Cinque giorni di pellegrinaggio ci hanno condotti nel cuore di Cipro, terra di Santi e di confini. Negli occhi restano immagini che parlano da sole: l’eremo di Aghios Neophytos scavato nella roccia, silenzioso come una preghiera; i mosaici della casa di Dioniso a Pafos, che ci raccontano con immagini splendidamente conservate i più antichi miti greci e la colonna della flagellazione di San Paolo davanti alla basilica bizantina di Panagia Chrysopolitissa sempre a Pafos (dove abbiamo anche avuto la possibilità di celebrare la nostra Eucarestia in un contesto di grande collaborazione e disponibilità); la città fantasma di Famagosta, le case vuote, il filo spinato che ancora divide in due l’isola, per non parlare del mare che ci ha permesso di fare ancora il bagno ad ottobre inoltrato ed alle splendide albe che ci hanno accompagnato ogni mattina con colori incredibili. Nelle Cattedrali trasformate in moschee sia a Famagosta che a Nicosia (nella parte occupata) abbiamo percepito il dolore del disprezzo, mentre a Larnaca, nostra prima tappa, davanti alla tomba di San Lazzaro, raffigurato risorto per mano di Cristo, la fede si è fatta certezza.
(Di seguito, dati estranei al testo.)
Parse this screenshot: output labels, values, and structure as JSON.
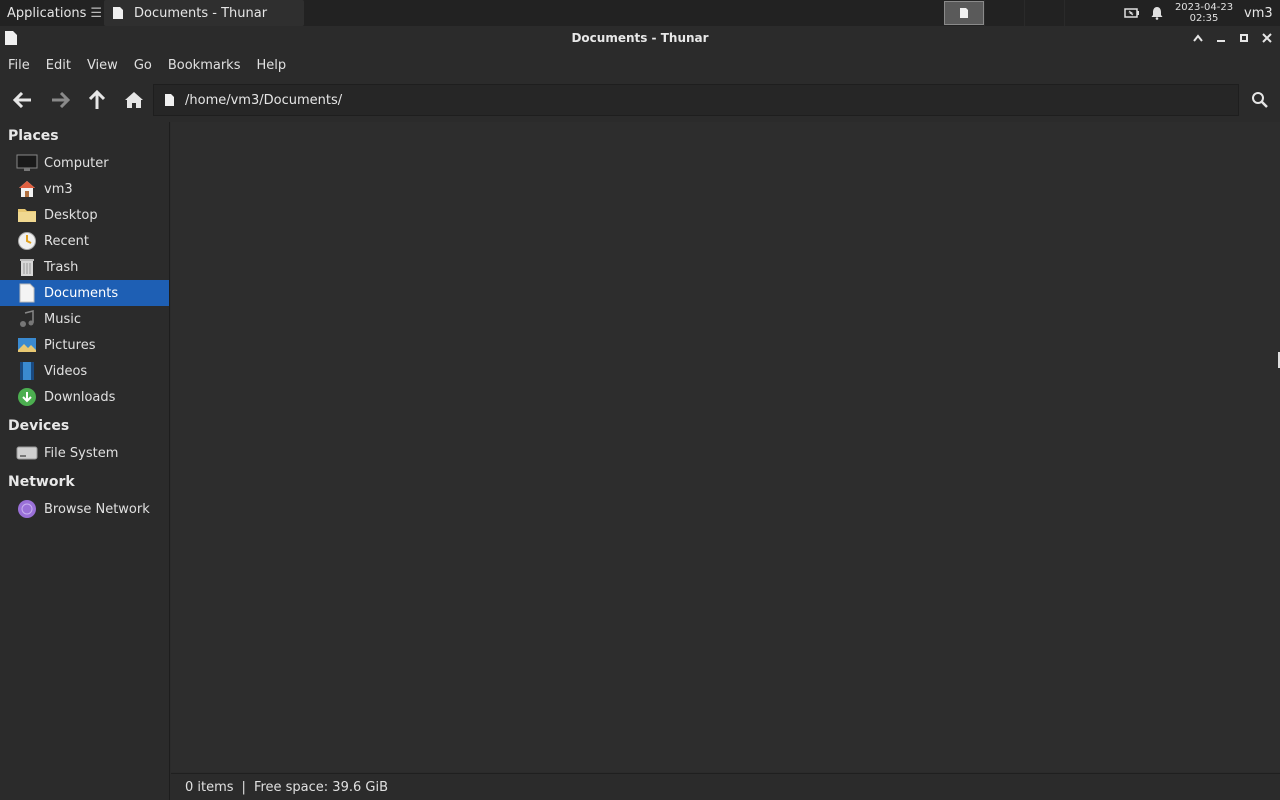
{
  "panel": {
    "apps_label": "Applications",
    "task_title": "Documents - Thunar",
    "clock_date": "2023-04-23",
    "clock_time": "02:35",
    "user": "vm3"
  },
  "window": {
    "title": "Documents - Thunar"
  },
  "menubar": {
    "file": "File",
    "edit": "Edit",
    "view": "View",
    "go": "Go",
    "bookmarks": "Bookmarks",
    "help": "Help"
  },
  "location": {
    "path": "/home/vm3/Documents/"
  },
  "sidebar": {
    "places_title": "Places",
    "places": [
      {
        "label": "Computer",
        "icon": "computer-icon"
      },
      {
        "label": "vm3",
        "icon": "home-icon"
      },
      {
        "label": "Desktop",
        "icon": "desktop-folder-icon"
      },
      {
        "label": "Recent",
        "icon": "recent-clock-icon"
      },
      {
        "label": "Trash",
        "icon": "trash-icon"
      },
      {
        "label": "Documents",
        "icon": "documents-icon",
        "active": true
      },
      {
        "label": "Music",
        "icon": "music-icon"
      },
      {
        "label": "Pictures",
        "icon": "pictures-icon"
      },
      {
        "label": "Videos",
        "icon": "videos-icon"
      },
      {
        "label": "Downloads",
        "icon": "downloads-icon"
      }
    ],
    "devices_title": "Devices",
    "devices": [
      {
        "label": "File System",
        "icon": "drive-icon"
      }
    ],
    "network_title": "Network",
    "network": [
      {
        "label": "Browse Network",
        "icon": "network-icon"
      }
    ]
  },
  "status": {
    "items": "0 items",
    "separator": "|",
    "free_space": "Free space: 39.6 GiB"
  },
  "colors": {
    "selection": "#1e5fb4",
    "background": "#2b2b2b"
  }
}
Tra le perle di questo cammino, la semplicità della tomba di San Barnaba, uomo della conciliazione, la voce di Marilena, nostra guida e testimone della dignità e del dolore del popolo greco-cipriota, che ci ha insegnato ad amare una terra ferita, ma desiderosa di riunificazione e di pace, i nostri Don Alessandro e Don Stefano, “noi due siamo amici”, che ci hanno mostrato che la fraternità è la prima Chiesa da edificare e che hanno avuto la bellissima intuizione di questo percorso che per la prima volta ha visto riunite insieme tutte le quattro anime della nostra comunità pastorale con risultati davvero insperati e tutt’altro che scontati per quanto riguarda la coesione, creando e rafforzando nuove e vecchie amicizie, il Vescovo di Nicosia, il francescano frate Bruno, voluto fortemente da Papa Francesco e dal Cardinal Pizzaballa dopo ben quattrocento anni di assenza di un vescovo cattolico sull’isola, che con il suo entusiasmo, la sua umiltà da ultimo arrivato, l’apertura verso i più poveri e i profughi e una presenza davvero carismatica ci ha letteralmente ipnotizzati durante l’omelia in occasione della celebrazione dell’Eucarestia dell’ultimo giorno di pellegrinaggio.
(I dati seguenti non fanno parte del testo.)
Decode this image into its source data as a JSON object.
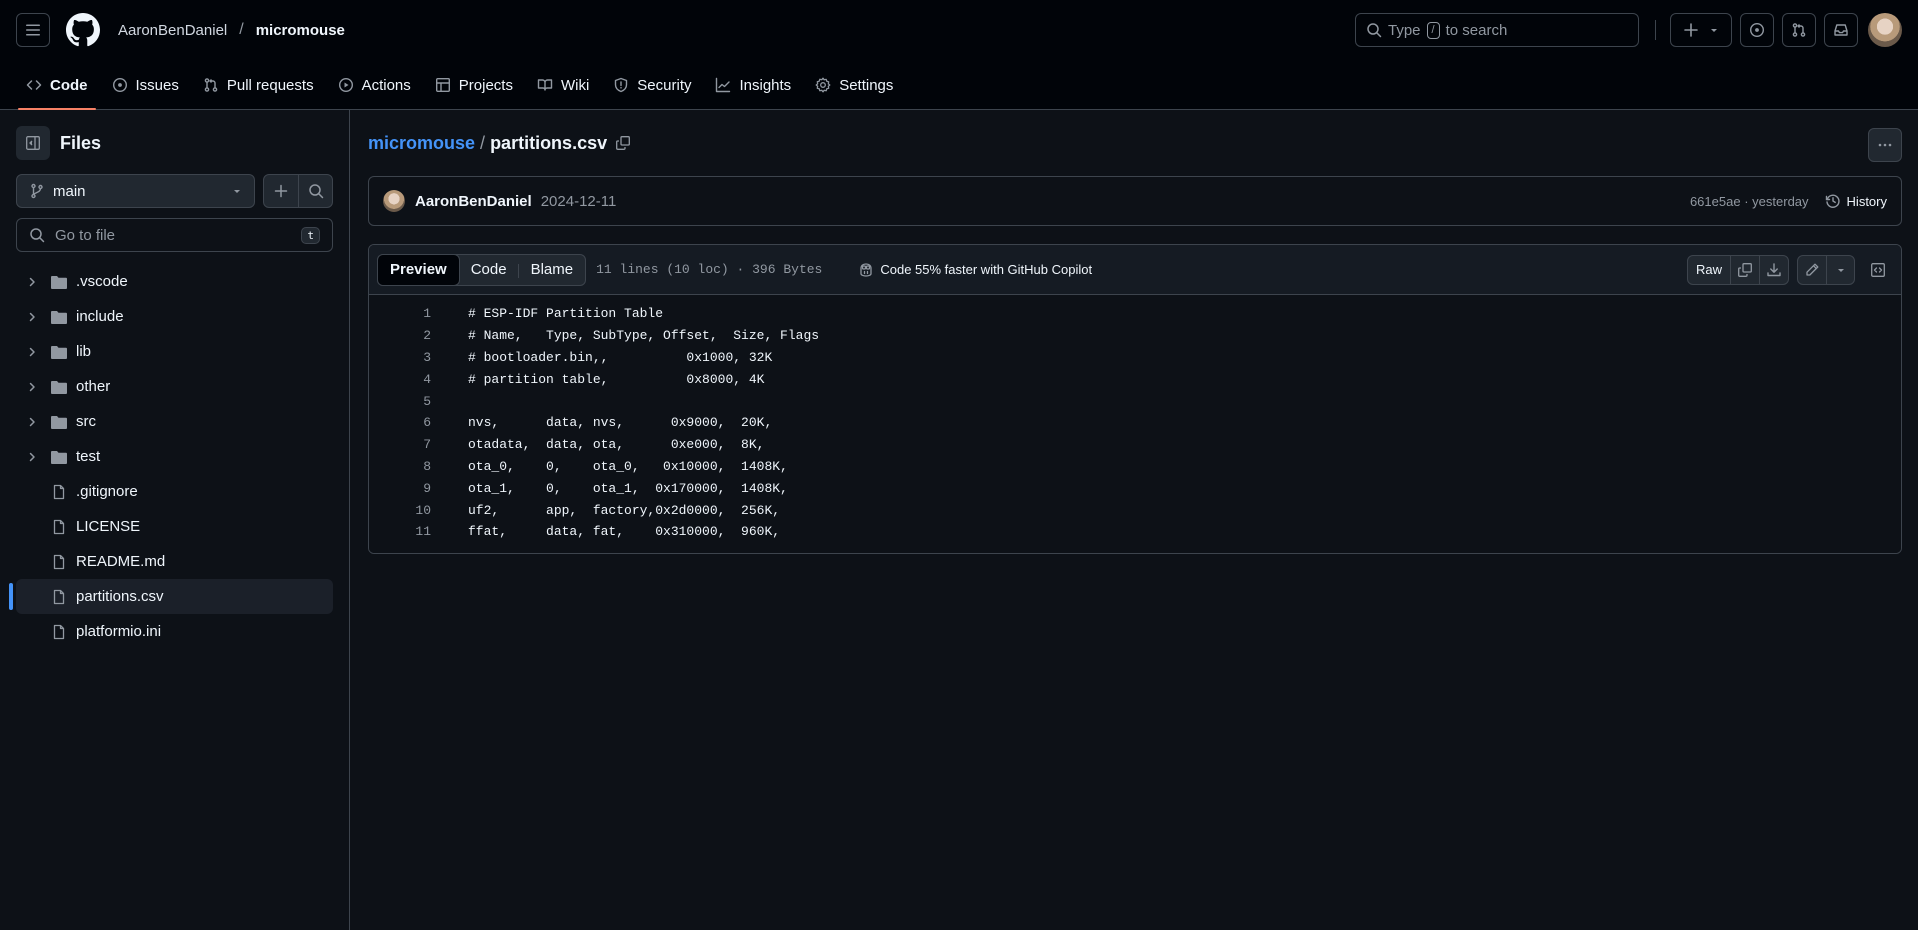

Abbiamo scoperto che più chiese, antiche o abbandonate, costituiscono ancora oggi la nostra Chiesa viva, fatta di relazioni, ascolto e comunione. In un’isola divisa da muri, filo spinato e faticosi chekpoint da superare per attraversare pochi metri di distanza all’interno di una stessa capitale (forse l’ultima al mondo ancora divisa da un muro), abbiamo imparato che la vera unità nasce solo dal fare comunità.